* : URGENT message from the ETUC on the expected compromises for the Report A Revamped Long-Term Budget for the Union in a Changing World

Brussels, 02 April 2025

To: Members of the Budget Committee of the European Parliament

Dear Members of the European Parliament,

The ETUC is closely following the adoption process of the Report A Revamped Long-Term Budget for the Union in a Changing World. This week, the EMPL Committee adopted an important opinion, which we hope will be given due consideration.

The ETUC shared with all MEPs in the Budget Committee its proposals for the Post-2027 MFF. Please find our proposals in attachment. 

In the light of progresses made in EMPL vote, the ETUC invites the Budget Committee to confirm that: 

  • Preserving the MFF’s mission for social, economic, and territorial cohesion especially with respect to fuelling cohesion policy and pursuing economic, and territorial cohesion. We agree with the EMPL Committee when stating that post-2027 MFF must be strategically aligned with the EU’s political aims, all equally and mutually valuable as per the TFEU, adding tangible value for the people in all regions of the Union.
  • ESF+ must continue to be the key and primary instrument for supporting the Member States, people and regions in strengthening the social dimension of the Unionas long-time requested for enhancing social inclusion, equal opportunities provision and right to training, and warrant a minimum envelope to finance the Child Guarantee.
  • The MFF size must be adequately increased, to enable the EU to respond to emergencies and ongoing challenges, confirming the relevance of  social conditionalities for resources allocated to the private sector. A specific fund should be activated in case of need to enable the EU to adequately respond to emergencies and ongoing challenges without diverting any resources from the long-term and permanent cohesion policy objectives.
  • Strengthening a meaningful involvement of social partners, in line with the Partnership Principle. Social partners involvement should be (as proposed by EMPL Committee) guaranteed in the design, the implementation, the follow-up and the evaluation of funds at all levels, including technical assistance (TSI), with consistent financial resources allocated for capacity building, in order to empower social dialogue both at European and national level, to enhance social partners’ potential and the role of social dialogue, including in neighbourhood policies, enlargement and development cooperation.

Still, the ETUC considers that the European Parliament could do more to meet expectations of European workers and citizens, namely on investment financing, social conditionalities and MFF democratic and open governance. We encourage MEPs to consider the following points when agreeing on compromise amendments. 
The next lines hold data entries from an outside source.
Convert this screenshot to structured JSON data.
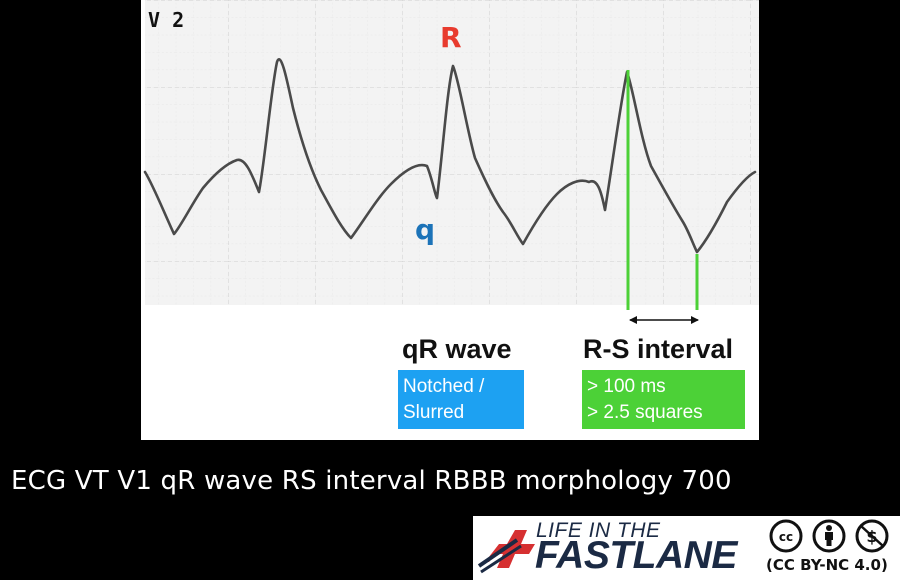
{
  "figure": {
    "lead_label": "V 2",
    "r_label": "R",
    "q_label": "q",
    "qr": {
      "heading": "qR wave",
      "lines": [
        "Notched /",
        "Slurred"
      ]
    },
    "rs": {
      "heading": "R-S interval",
      "lines": [
        "> 100 ms",
        "> 2.5 squares"
      ]
    }
  },
  "caption": "ECG VT V1 qR wave RS interval RBBB morphology 700",
  "logo": {
    "line1": "LIFE IN THE",
    "line2": "FASTLANE",
    "license": "(CC BY-NC 4.0)",
    "cc_icons": [
      "cc-icon",
      "attribution-icon",
      "noncommercial-icon"
    ]
  },
  "colors": {
    "r_label": "#e83b2e",
    "q_label": "#1c73b8",
    "qr_box": "#1da1f2",
    "rs_box": "#4cd137",
    "marker": "#4cd137",
    "trace": "#4a4a4a",
    "logo_red": "#d63031",
    "logo_navy": "#1b2a44"
  }
}
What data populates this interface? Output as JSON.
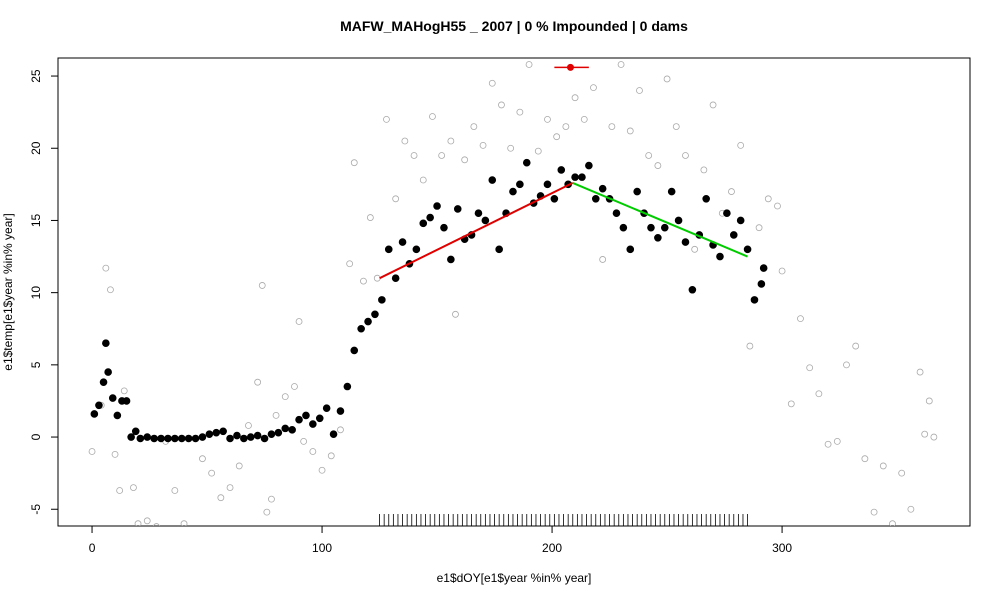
{
  "chart_data": {
    "type": "scatter",
    "title": "MAFW_MAHogH55 _ 2007   |   0  % Impounded |  0  dams",
    "xlabel": "e1$dOY[e1$year %in% year]",
    "ylabel": "e1$temp[e1$year %in% year]",
    "xlim": [
      -14.8,
      381.7
    ],
    "ylim": [
      -6.16,
      26.25
    ],
    "xticks": [
      0,
      100,
      200,
      300
    ],
    "yticks": [
      -5,
      0,
      5,
      10,
      15,
      20,
      25
    ],
    "series": [
      {
        "color": "#aaaaaa",
        "marker": "open",
        "x": [
          0,
          4,
          6,
          8,
          10,
          12,
          14,
          18,
          20,
          24,
          28,
          32,
          36,
          40,
          44,
          48,
          52,
          56,
          60,
          64,
          68,
          72,
          74,
          76,
          78,
          80,
          84,
          88,
          90,
          92,
          96,
          100,
          104,
          108,
          112,
          114,
          118,
          121,
          124,
          128,
          132,
          136,
          140,
          144,
          148,
          152,
          156,
          158,
          162,
          166,
          170,
          174,
          178,
          182,
          186,
          190,
          194,
          198,
          202,
          206,
          210,
          214,
          218,
          222,
          226,
          230,
          234,
          238,
          242,
          246,
          250,
          254,
          258,
          262,
          266,
          270,
          274,
          278,
          282,
          286,
          290,
          294,
          298,
          300,
          304,
          308,
          312,
          316,
          320,
          324,
          328,
          332,
          336,
          340,
          344,
          348,
          352,
          356,
          360,
          362,
          364,
          366
        ],
        "values": [
          -1,
          2.2,
          11.7,
          10.2,
          -1.2,
          -3.7,
          3.2,
          -3.5,
          -6,
          -5.8,
          -6.2,
          -0.3,
          -3.7,
          -6,
          -6.5,
          -1.5,
          -2.5,
          -4.2,
          -3.5,
          -2,
          0.8,
          3.8,
          10.5,
          -5.2,
          -4.3,
          1.5,
          2.8,
          3.5,
          8,
          -0.3,
          -1,
          -2.3,
          -1.3,
          0.5,
          12,
          19,
          10.8,
          15.2,
          11,
          22,
          16.5,
          20.5,
          19.5,
          17.8,
          22.2,
          19.5,
          20.5,
          8.5,
          19.2,
          21.5,
          20.2,
          24.5,
          23,
          20,
          22.5,
          25.8,
          19.8,
          22,
          20.8,
          21.5,
          23.5,
          22,
          24.2,
          12.3,
          21.5,
          25.8,
          21.2,
          24,
          19.5,
          18.8,
          24.8,
          21.5,
          19.5,
          13,
          18.5,
          23,
          15.5,
          17,
          20.2,
          6.3,
          14.5,
          16.5,
          16,
          11.5,
          2.3,
          8.2,
          4.8,
          3,
          -0.5,
          -0.3,
          5,
          6.3,
          -1.5,
          -5.2,
          -2,
          -6,
          -2.5,
          -5,
          4.5,
          0.2,
          2.5,
          0
        ]
      },
      {
        "color": "#000000",
        "marker": "filled",
        "x": [
          1,
          3,
          5,
          6,
          7,
          9,
          11,
          13,
          15,
          17,
          19,
          21,
          24,
          27,
          30,
          33,
          36,
          39,
          42,
          45,
          48,
          51,
          54,
          57,
          60,
          63,
          66,
          69,
          72,
          75,
          78,
          81,
          84,
          87,
          90,
          93,
          96,
          99,
          102,
          105,
          108,
          111,
          114,
          117,
          120,
          123,
          126,
          129,
          132,
          135,
          138,
          141,
          144,
          147,
          150,
          153,
          156,
          159,
          162,
          165,
          168,
          171,
          174,
          177,
          180,
          183,
          186,
          189,
          192,
          195,
          198,
          201,
          204,
          207,
          210,
          213,
          216,
          219,
          222,
          225,
          228,
          231,
          234,
          237,
          240,
          243,
          246,
          249,
          252,
          255,
          258,
          261,
          264,
          267,
          270,
          273,
          276,
          279,
          282,
          285,
          288,
          291,
          292
        ],
        "values": [
          1.6,
          2.2,
          3.8,
          6.5,
          4.5,
          2.7,
          1.5,
          2.5,
          2.5,
          0,
          0.4,
          -0.1,
          0,
          -0.1,
          -0.1,
          -0.1,
          -0.1,
          -0.1,
          -0.1,
          -0.1,
          0,
          0.2,
          0.3,
          0.4,
          -0.1,
          0.1,
          -0.1,
          0,
          0.1,
          -0.1,
          0.2,
          0.3,
          0.6,
          0.5,
          1.2,
          1.5,
          0.9,
          1.3,
          2,
          0.2,
          1.8,
          3.5,
          6,
          7.5,
          8,
          8.5,
          9.5,
          13,
          11,
          13.5,
          12,
          13,
          14.8,
          15.2,
          16,
          14.5,
          12.3,
          15.8,
          13.7,
          14,
          15.5,
          15,
          17.8,
          13,
          15.5,
          17,
          17.5,
          19,
          16.2,
          16.7,
          17.5,
          16.5,
          18.5,
          17.5,
          18,
          18,
          18.8,
          16.5,
          17.2,
          16.5,
          15.5,
          14.5,
          13,
          17,
          15.5,
          14.5,
          13.8,
          14.5,
          17,
          15,
          13.5,
          10.2,
          14,
          16.5,
          13.3,
          12.5,
          15.5,
          14,
          15,
          13,
          9.5,
          10.6,
          11.7
        ]
      }
    ],
    "fits": [
      {
        "color": "#e00000",
        "x": [
          125,
          209
        ],
        "values": [
          11,
          17.6
        ]
      },
      {
        "color": "#00cc00",
        "x": [
          209,
          285
        ],
        "values": [
          17.6,
          12.5
        ]
      }
    ],
    "point": {
      "color": "#e00000",
      "x": 208,
      "y": 25.6,
      "xerr": [
        201,
        216
      ]
    },
    "rug_x": [
      125,
      127,
      129,
      131,
      133,
      135,
      137,
      139,
      141,
      143,
      145,
      147,
      149,
      151,
      153,
      155,
      157,
      159,
      161,
      163,
      165,
      167,
      169,
      171,
      173,
      175,
      177,
      179,
      181,
      183,
      185,
      187,
      189,
      191,
      193,
      195,
      197,
      199,
      201,
      203,
      205,
      207,
      209,
      211,
      213,
      215,
      217,
      219,
      221,
      223,
      225,
      227,
      229,
      231,
      233,
      235,
      237,
      239,
      241,
      243,
      245,
      247,
      249,
      251,
      253,
      255,
      257,
      259,
      261,
      263,
      265,
      267,
      269,
      271,
      273,
      275,
      277,
      279,
      281,
      283,
      285
    ]
  }
}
  • As affirmed in EMPL Committee Opinion the European Union needs a coherent, integrated public investment policy that is able to address the multiple challenges that Europe is now facing. The ETUC stresses the importance of establishing an EU Investment Facility beside the MFF, financed through the issuance of EU debt at a scale sufficient to bridge the persistent gap in public investment. The Competitiveness Fund itself should not be financed by the MFF but incorporated in the EU Investment Facility (EMPL adopted text) to invest in sectors and industries that are essential to strengthen the EUs strategic autonomy, the digital and green transitions and contribute significantly to the EU competitiveness, respecting social conditionalities.
  • The ETUC also welcomes the vote in DG EMPL when it stresses that the EU budget must include social conditionality, with the social dimension of EU spending becoming a cross-cutting criterion for all policy areas, including the development of a methodology for tracking social expenditure.
  • We would also like to highlight potential risks associated with the "money for reform" principle. Lessons learned from the RRF underscore the necessity of an EU-financed investment facility. However, the approach of linking EU expenditures to European Semester priorities—through milestones and targets—has proven to be fragile and warrants a thorough assessment. We also agree that a leaner, more efficient MFF requires more robust resources, spent as close as possible to people and local administrations, as well as parliamentary accountability; 

Only by addressing these concerns can the post-2027 MFF truly meet the expectations of European workers.

We look forward to constructive cooperation with the Budget Committee.